One of the issues that employment lawyers are seeing frequently is employers being caught out by personal grievances made by employees where the employer believed that there was protection under the trial period provisions of the Employment Relations Act 2000.

The Employment Relations Act 2000 allows employers to have a 90-day period in which they may assess the suitability of an employee. During these 90 days, the employer may dismiss the employee, and the employee is not entitled to bring a personal grievance.

There are lots of traps, however, for employers that may void the ability to use a trial period.

If a trial period is found not to apply, any dismissal made in reliance on the trial period is almost invariably unjustified.

So what are the traps?

Trap 1 – Agreement signed once employee commences

Employment agreement must be executed prior to the employee commencing employment.
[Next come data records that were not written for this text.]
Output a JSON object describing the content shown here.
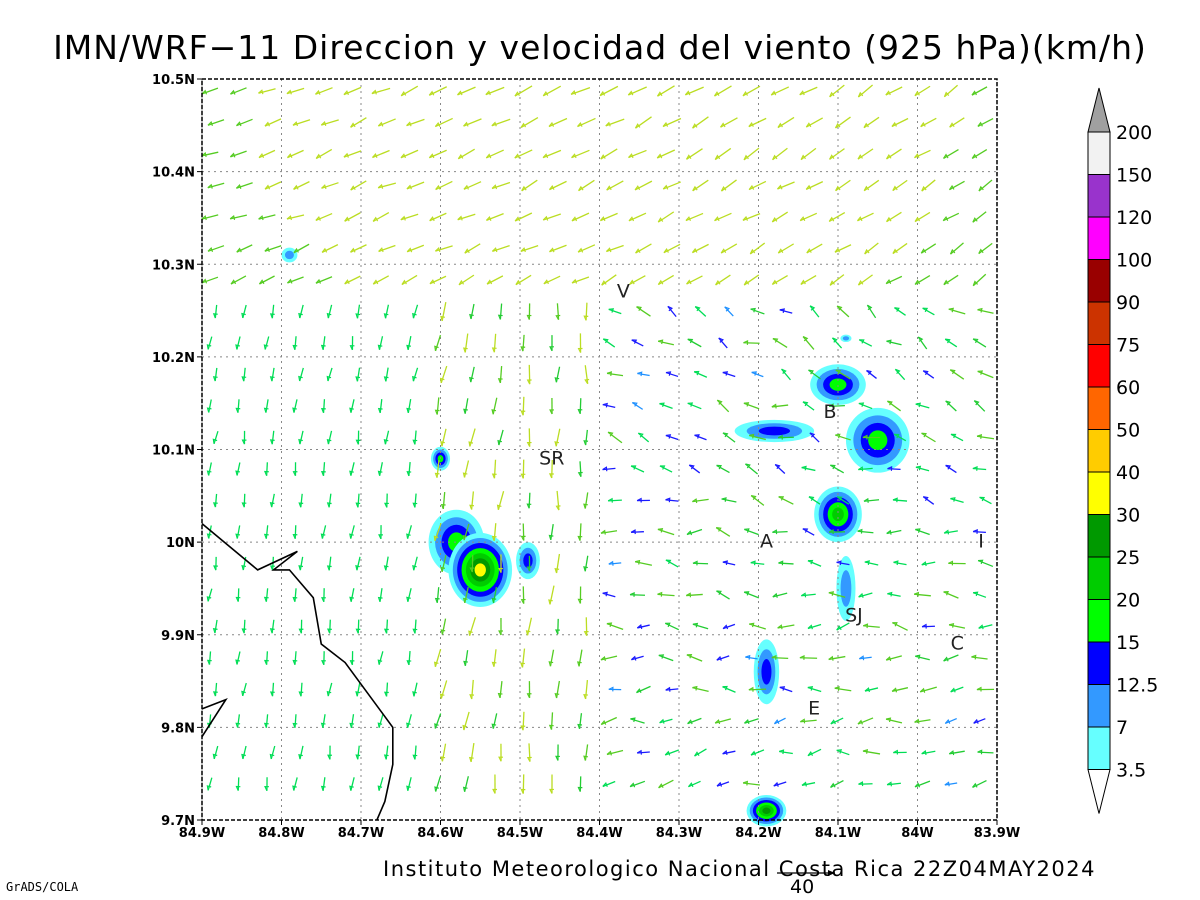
{
  "title": "IMN/WRF−11 Direccion y velocidad del viento (925 hPa)(km/h)",
  "footer": "Instituto Meteorologico Nacional Costa Rica  22Z04MAY2024",
  "software_label": "GrADS/COLA",
  "reference_vector": {
    "label": "40",
    "value": 40
  },
  "map": {
    "lon_range": [
      -84.9,
      -83.9
    ],
    "lat_range": [
      9.7,
      10.5
    ],
    "grid_lines": "dotted",
    "x_ticks": [
      {
        "value": -84.9,
        "label": "84.9W"
      },
      {
        "value": -84.8,
        "label": "84.8W"
      },
      {
        "value": -84.7,
        "label": "84.7W"
      },
      {
        "value": -84.6,
        "label": "84.6W"
      },
      {
        "value": -84.5,
        "label": "84.5W"
      },
      {
        "value": -84.4,
        "label": "84.4W"
      },
      {
        "value": -84.3,
        "label": "84.3W"
      },
      {
        "value": -84.2,
        "label": "84.2W"
      },
      {
        "value": -84.1,
        "label": "84.1W"
      },
      {
        "value": -84.0,
        "label": "84W"
      },
      {
        "value": -83.9,
        "label": "83.9W"
      }
    ],
    "y_ticks": [
      {
        "value": 9.7,
        "label": "9.7N"
      },
      {
        "value": 9.8,
        "label": "9.8N"
      },
      {
        "value": 9.9,
        "label": "9.9N"
      },
      {
        "value": 10.0,
        "label": "10N"
      },
      {
        "value": 10.1,
        "label": "10.1N"
      },
      {
        "value": 10.2,
        "label": "10.2N"
      },
      {
        "value": 10.3,
        "label": "10.3N"
      },
      {
        "value": 10.4,
        "label": "10.4N"
      },
      {
        "value": 10.5,
        "label": "10.5N"
      }
    ],
    "places": [
      {
        "label": "V",
        "lon": -84.37,
        "lat": 10.27
      },
      {
        "label": "SR",
        "lon": -84.46,
        "lat": 10.09
      },
      {
        "label": "B",
        "lon": -84.11,
        "lat": 10.14
      },
      {
        "label": "A",
        "lon": -84.19,
        "lat": 10.0
      },
      {
        "label": "I",
        "lon": -83.92,
        "lat": 10.0
      },
      {
        "label": "SJ",
        "lon": -84.08,
        "lat": 9.92
      },
      {
        "label": "C",
        "lon": -83.95,
        "lat": 9.89
      },
      {
        "label": "E",
        "lon": -84.13,
        "lat": 9.82
      }
    ],
    "coastline": [
      [
        -84.9,
        10.02
      ],
      [
        -84.83,
        9.97
      ],
      [
        -84.78,
        9.99
      ],
      [
        -84.81,
        9.97
      ],
      [
        -84.79,
        9.97
      ],
      [
        -84.76,
        9.94
      ],
      [
        -84.75,
        9.89
      ],
      [
        -84.72,
        9.87
      ],
      [
        -84.66,
        9.8
      ],
      [
        -84.66,
        9.76
      ],
      [
        -84.67,
        9.72
      ],
      [
        -84.68,
        9.7
      ]
    ],
    "coastline_peninsula": [
      [
        -84.9,
        9.79
      ],
      [
        -84.87,
        9.83
      ],
      [
        -84.9,
        9.82
      ]
    ]
  },
  "colorbar": {
    "levels": [
      "3.5",
      "7",
      "12.5",
      "15",
      "20",
      "25",
      "30",
      "40",
      "50",
      "60",
      "75",
      "90",
      "100",
      "120",
      "150",
      "200"
    ],
    "colors": [
      "#66ffff",
      "#3399ff",
      "#0000ff",
      "#00ff00",
      "#00cc00",
      "#009900",
      "#ffff00",
      "#ffcc00",
      "#ff6600",
      "#ff0000",
      "#cc3300",
      "#990000",
      "#ff00ff",
      "#9933cc",
      "#f2f2f2",
      "#a0a0a0"
    ]
  },
  "shaded_cells": [
    {
      "lon": -84.1,
      "lat": 10.17,
      "rx": 0.035,
      "ry": 0.022,
      "level": 3
    },
    {
      "lon": -84.05,
      "lat": 10.11,
      "rx": 0.04,
      "ry": 0.035,
      "level": 3
    },
    {
      "lon": -84.1,
      "lat": 10.03,
      "rx": 0.03,
      "ry": 0.03,
      "level": 4
    },
    {
      "lon": -84.18,
      "lat": 10.12,
      "rx": 0.05,
      "ry": 0.012,
      "level": 2
    },
    {
      "lon": -84.09,
      "lat": 9.95,
      "rx": 0.012,
      "ry": 0.035,
      "level": 1
    },
    {
      "lon": -84.6,
      "lat": 10.09,
      "rx": 0.012,
      "ry": 0.013,
      "level": 3
    },
    {
      "lon": -84.58,
      "lat": 10.0,
      "rx": 0.035,
      "ry": 0.035,
      "level": 3
    },
    {
      "lon": -84.55,
      "lat": 9.97,
      "rx": 0.04,
      "ry": 0.04,
      "level": 6
    },
    {
      "lon": -84.49,
      "lat": 9.98,
      "rx": 0.015,
      "ry": 0.02,
      "level": 2
    },
    {
      "lon": -84.19,
      "lat": 9.86,
      "rx": 0.016,
      "ry": 0.035,
      "level": 2
    },
    {
      "lon": -84.19,
      "lat": 9.71,
      "rx": 0.025,
      "ry": 0.017,
      "level": 5
    },
    {
      "lon": -84.79,
      "lat": 10.31,
      "rx": 0.01,
      "ry": 0.008,
      "level": 1
    },
    {
      "lon": -84.09,
      "lat": 10.22,
      "rx": 0.007,
      "ry": 0.004,
      "level": 1
    }
  ]
}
In a local Wellington decision concerning the sale of a pharmacy, the employer sacked an employee in reliance on a trial period. The Employment Court considered that, as the employee’s employment agreement was executed on the second day of her employment, she could not be considered a “new” employee. The relevant section of the Act only allows trial periods where the employee has never worked for the employer previously. Working for the first day was sufficient to preclude the use of a trial period.

Solution: Make sure employment agreements are executed prior to commencement.

Trap 2 – Offers of employment

An offer of employment that makes no mention of a trial period applying will also prevent the use of a trial period. In a Whanganui decision of the Employment Court, a letter made an offer of employment to an employee. The employee accepted the offer, but did not execute an agreement until his first day of employment. The Court considered that the definition of employee in the Employment Relations Act 2000 also included a person intending to commence work. Therefore, as in the Wellington decision discussed above, the employee was not a new employee when the agreement was signed.

Solution: Offers of employment should be made by sending the employment agreement, containing the trial provision, to the employee with a cover letter that records the employee may accept the offer only by executing the agreement.

Trap 3 – Time to consider and receive advice

The Employment Relations Act 2000 allows the Authority or Court to void or vary a term of an employment agreement where it considers that it has been bargained for unfairly. If there is not sufficient time afforded to an employee to seek advice on an agreement with a trial period, the trial period may very well be ignored.

Solution: Provide the agreement well ahead of commencement with a cover letter informing the employee of the right to seek advice concerning the agreement.

Trap 4 – Incorrectly written clause

If the clause in the employment agreement does not inform the employee that a dismal may occur, and there would not be a right to bring a personal grievance for unjustified dismissal in the 90 day period, then the trial period will not be upheld. It will instead be found to be a probationary period. The employee may bring a personal grievance if they are sacked during a probationary period.

Summary

With these matters in mind, if an employer wishes to rely on a trial period, the offer of employment should be made conditional on the execution of an employment agreement that contains a correctly written trial period clause. The agreement should be provided to the employee at the time the offer of employment is made. The offer should be made with sufficient time allowed to the employee to seek advice concerning the agreement.